What can we learn from Denmark? Lynn Orr, director of Stanford's climate and energy project, brooks no qualm over wind power. Or conservation. Americans certainly have plenty to conserve and can even make money doing so, he said. Yet when you look globally, when you follow trend lines out 50 years, Orr said, you quickly realize the numbers are far too huge for any one approach. .."There's no silver bullet here," Orr said of the high-tech solutions his group is exploring. "We need all of these things plus probably 20 more."
But Denmark had a simple and consistent approach: develop wind power as an energy source and an exportable industry, and do what can be done as a matter of public policy with little or no new technology: most of which involves conservation.

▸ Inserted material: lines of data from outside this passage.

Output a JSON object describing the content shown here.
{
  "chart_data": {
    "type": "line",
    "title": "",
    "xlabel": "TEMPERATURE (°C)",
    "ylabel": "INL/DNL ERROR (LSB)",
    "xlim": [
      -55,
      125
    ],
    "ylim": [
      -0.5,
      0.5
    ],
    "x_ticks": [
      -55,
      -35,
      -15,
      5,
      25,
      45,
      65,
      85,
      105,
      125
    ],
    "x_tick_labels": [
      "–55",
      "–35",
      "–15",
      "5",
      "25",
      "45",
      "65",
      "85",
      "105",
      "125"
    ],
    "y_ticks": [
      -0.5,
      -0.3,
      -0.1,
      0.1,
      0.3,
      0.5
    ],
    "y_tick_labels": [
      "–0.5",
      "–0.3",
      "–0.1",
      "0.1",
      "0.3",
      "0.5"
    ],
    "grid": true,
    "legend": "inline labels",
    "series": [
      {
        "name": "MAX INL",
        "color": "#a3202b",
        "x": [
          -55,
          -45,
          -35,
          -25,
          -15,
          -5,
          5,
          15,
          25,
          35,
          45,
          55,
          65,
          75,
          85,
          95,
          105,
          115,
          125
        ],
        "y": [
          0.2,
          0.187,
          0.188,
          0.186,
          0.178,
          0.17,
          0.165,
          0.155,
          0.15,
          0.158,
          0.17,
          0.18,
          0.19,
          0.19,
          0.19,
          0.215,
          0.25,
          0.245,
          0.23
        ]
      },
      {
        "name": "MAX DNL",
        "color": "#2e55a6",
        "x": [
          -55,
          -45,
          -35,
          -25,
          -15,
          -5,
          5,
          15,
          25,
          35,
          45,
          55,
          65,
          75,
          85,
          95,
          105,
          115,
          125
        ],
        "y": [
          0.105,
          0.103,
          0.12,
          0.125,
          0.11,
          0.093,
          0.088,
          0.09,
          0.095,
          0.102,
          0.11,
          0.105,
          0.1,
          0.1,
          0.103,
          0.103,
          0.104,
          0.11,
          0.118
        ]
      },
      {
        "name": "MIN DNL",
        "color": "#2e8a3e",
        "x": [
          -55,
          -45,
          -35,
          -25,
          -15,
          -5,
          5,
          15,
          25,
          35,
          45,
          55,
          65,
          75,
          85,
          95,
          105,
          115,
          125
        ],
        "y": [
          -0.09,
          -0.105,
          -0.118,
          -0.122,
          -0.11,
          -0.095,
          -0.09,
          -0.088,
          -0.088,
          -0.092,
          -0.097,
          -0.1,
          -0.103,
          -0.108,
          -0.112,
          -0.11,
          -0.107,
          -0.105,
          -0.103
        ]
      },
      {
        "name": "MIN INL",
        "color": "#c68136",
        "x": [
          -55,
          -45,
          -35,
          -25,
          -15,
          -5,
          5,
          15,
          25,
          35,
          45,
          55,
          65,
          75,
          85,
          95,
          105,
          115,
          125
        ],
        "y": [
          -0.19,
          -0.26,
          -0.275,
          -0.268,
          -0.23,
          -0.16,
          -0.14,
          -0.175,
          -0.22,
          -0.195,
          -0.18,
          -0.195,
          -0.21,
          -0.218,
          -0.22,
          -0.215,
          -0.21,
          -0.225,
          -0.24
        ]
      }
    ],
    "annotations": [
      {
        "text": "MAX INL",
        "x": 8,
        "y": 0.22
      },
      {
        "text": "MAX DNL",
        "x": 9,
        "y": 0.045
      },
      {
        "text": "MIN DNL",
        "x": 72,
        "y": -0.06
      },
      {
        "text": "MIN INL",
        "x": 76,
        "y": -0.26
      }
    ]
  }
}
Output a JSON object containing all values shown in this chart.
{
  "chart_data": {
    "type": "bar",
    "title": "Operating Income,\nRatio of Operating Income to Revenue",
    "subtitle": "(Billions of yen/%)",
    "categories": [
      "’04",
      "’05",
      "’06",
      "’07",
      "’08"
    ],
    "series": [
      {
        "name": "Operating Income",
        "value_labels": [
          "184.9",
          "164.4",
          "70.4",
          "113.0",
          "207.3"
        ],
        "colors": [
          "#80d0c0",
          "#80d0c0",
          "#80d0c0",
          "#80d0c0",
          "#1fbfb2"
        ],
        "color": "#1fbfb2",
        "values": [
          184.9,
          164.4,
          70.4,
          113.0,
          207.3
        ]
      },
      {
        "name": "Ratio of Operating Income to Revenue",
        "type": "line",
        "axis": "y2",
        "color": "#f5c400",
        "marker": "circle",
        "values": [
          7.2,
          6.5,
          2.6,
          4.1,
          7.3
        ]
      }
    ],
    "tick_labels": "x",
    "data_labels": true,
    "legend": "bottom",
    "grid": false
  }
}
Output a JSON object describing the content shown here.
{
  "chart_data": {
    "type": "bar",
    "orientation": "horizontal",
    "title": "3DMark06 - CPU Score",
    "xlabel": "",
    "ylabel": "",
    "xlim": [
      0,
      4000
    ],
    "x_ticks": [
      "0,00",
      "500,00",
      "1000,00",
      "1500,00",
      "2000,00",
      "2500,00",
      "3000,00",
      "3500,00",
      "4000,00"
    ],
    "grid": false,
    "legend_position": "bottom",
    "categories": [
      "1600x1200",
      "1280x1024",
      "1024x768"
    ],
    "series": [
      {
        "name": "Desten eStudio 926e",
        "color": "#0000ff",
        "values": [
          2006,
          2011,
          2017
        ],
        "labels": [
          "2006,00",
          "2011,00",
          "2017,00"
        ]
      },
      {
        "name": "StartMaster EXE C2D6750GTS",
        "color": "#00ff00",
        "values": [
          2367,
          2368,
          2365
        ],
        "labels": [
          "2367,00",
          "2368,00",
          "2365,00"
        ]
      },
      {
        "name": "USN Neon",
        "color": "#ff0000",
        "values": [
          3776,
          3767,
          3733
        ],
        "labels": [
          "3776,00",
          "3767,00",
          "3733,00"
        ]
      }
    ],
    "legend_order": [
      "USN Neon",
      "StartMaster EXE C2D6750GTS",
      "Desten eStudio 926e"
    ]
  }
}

Rather, said Danish officials accompanying the prince, such freedom came from small things: toilets with two buttons — one for a big flush, one for a little; highly insulated houses; a switch years ago to compact fluorescent bulbs; high energy taxes; wind.
What Denmark tells us basically is what a number of other countries tell us: energy independence and positive steps to combat future global heating begins with public policy leadership vigorously applied to encourage and enpower partnerships among central government, big industries, science and technology, local communities and institutions, and incentives for small industries and individual innovation. But you first have to get the country on the same page, and committed enthusiastically as a matter of national identity, to the cause of real independence, real interdependence and real freedom. To an energetic present and a better future.